Bias type: “like me” syndrome

When an interviewer is able to see a little bit of themselves, their experiences, likes, dislikes, or behaviors in a candidate, they’re much more likely to have a favorable impression of the candidate regardless of the candidate’s merit.

But it can go deeper than the four types of bias. Research from BrightHire highlights ways in which men dominate interviews, consciously or unconsciously. “When men interviewed, they spoke 30% more words than they did when talking to another man,” the study reads. It goes on to say that meetings between men lasted 15% longer than meetings when a woman was the interviewer, and “…when interacting with women, male interviewers dominated 60% of the discussion.”

So how can you reduce implicit bias and provide a better interview experience at the same time?

  1. Write job descriptions that avoid gendered language, including words like “dominate,” “own,” and “rockstar.”
  2. Use phone screens before in-person or video interviews to help cut down on potential nonverbal biases.
  3. Conduct panel interviews so one person’s bias can’t dominate the entire process.
  4. Consider a more structured approach to your calls by using tools to create an interview roadmap that scales across all interviews you do. This will help establish a candidate-agnostic framework to cut bias out of your hiring, and establish consistency in your interviewing.

3. Move past culture fit to culture add

Someone who is a good culture fit is perceived to be well equipped to succeed within the values framework and work environment of your organization. Unfortunately, the term ‘culture fit’ has been misinterpreted to mean hiring someone you think you could be friends with, and someone who matches your personality. Hiring for culture fit in this way is riddled with bias and reduces diversity of skill and thought within your organization.

Instead, focus on what skills and attributes someone can bring to your workplace that aren’t already overrepresented. That’s where we get to culture add. It’s also important to be honest with candidates about the work environment itself and not just the type of work they’re going to be doing, while also being mindful that the status quo isn’t set in stone. Find out:

  • What ignites their passions?
  • Does the candidate embody your company values, or do they simply echo company culture?
  • Do they work collaboratively or independently?
  • What initially drew them to this role?

There’s a full list of great cultural and personal questions here.

4. Let them have the last word — and then offer a second opportunity to ask questions After the Interview

It’s standard practice to open up the floor for questions toward the end of the interview. It communicates interest and respect for the candidate’s time. It also allows you to gauge the candidate’s curiosity, their values, and how much research they’ve done on your company. When crafting a great interview experience, offer your email at the end of the interview, should the candidate have any lingering questions. Gestures like this can go a long way towards facilitating goodwill.
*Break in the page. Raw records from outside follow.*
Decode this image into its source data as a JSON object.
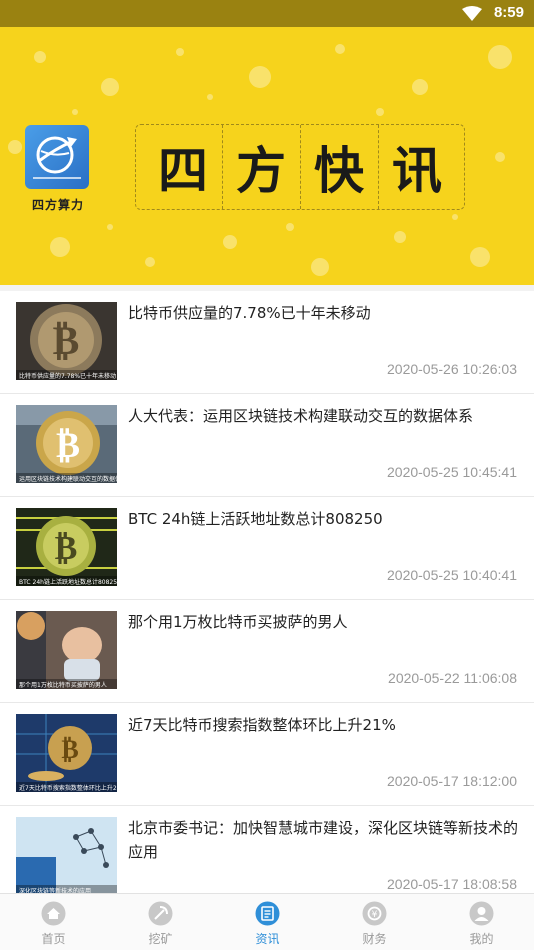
{
  "status_bar": {
    "time": "8:59"
  },
  "banner": {
    "logo_label": "四方算力",
    "title_chars": [
      "四",
      "方",
      "快",
      "讯"
    ]
  },
  "news": [
    {
      "title": "比特币供应量的7.78%已十年未移动",
      "date": "2020-05-26 10:26:03",
      "thumb_caption": "比特币供应量的7.78%已十年未移动"
    },
    {
      "title": "人大代表：运用区块链技术构建联动交互的数据体系",
      "date": "2020-05-25 10:45:41",
      "thumb_caption": "运用区块链技术构建联动交互的数据体系"
    },
    {
      "title": "BTC 24h链上活跃地址数总计808250",
      "date": "2020-05-25 10:40:41",
      "thumb_caption": "BTC 24h链上活跃地址数总计808250"
    },
    {
      "title": "那个用1万枚比特币买披萨的男人",
      "date": "2020-05-22 11:06:08",
      "thumb_caption": "那个用1万枚比特币买披萨的男人"
    },
    {
      "title": "近7天比特币搜索指数整体环比上升21%",
      "date": "2020-05-17 18:12:00",
      "thumb_caption": "近7天比特币搜索指数整体环比上升21%"
    },
    {
      "title": "北京市委书记：加快智慧城市建设，深化区块链等新技术的应用",
      "date": "2020-05-17 18:08:58",
      "thumb_caption": "深化区块链等新技术的应用"
    }
  ],
  "tabs": [
    {
      "label": "首页",
      "icon": "home-icon",
      "active": false
    },
    {
      "label": "挖矿",
      "icon": "mining-icon",
      "active": false
    },
    {
      "label": "资讯",
      "icon": "news-icon",
      "active": true
    },
    {
      "label": "财务",
      "icon": "finance-icon",
      "active": false
    },
    {
      "label": "我的",
      "icon": "profile-icon",
      "active": false
    }
  ],
  "colors": {
    "banner_yellow": "#f6d31c",
    "status_bar": "#9a8211",
    "active_tab": "#2f8fd8",
    "inactive_tab": "#9a9a9a"
  }
}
5. Collect post-interview feedback

Post-Interview feedback is crucial to refining your hiring process. Sometimes candidates don’t work out, and sometimes other, more enticing offers come through. The important takeaway from all these interactions is learning something for next time.

What’s the best way to collect feedback? A tried and true method is to utilize post-interview surveys and exit interviews to fine-tune your processes. In your surveys and interviews, ask questions like:

  • The job ad — was it true to the role?
  • What were the candidate’s first impressions of the team and company?
  • Did the recruiter or hiring manager get in touch with the candidate in a reasonable amount of time?
  • Were all the candidate’s questions answered?

Hiring doesn’t have to be a gauntlet — for you OR the candidate

It all seems straightforward. Transparency in scheduling, interviewing without bias, evaluating for cultural fit, answering questions outside the interview, and collecting consistent feedback — these are the hallmarks of a great interview experience. But what it really boils down to is being helpful, respectful, and transparent during hiring. Remember, it’s a race to the top, not a race to see who can create the most difficult or arduous process.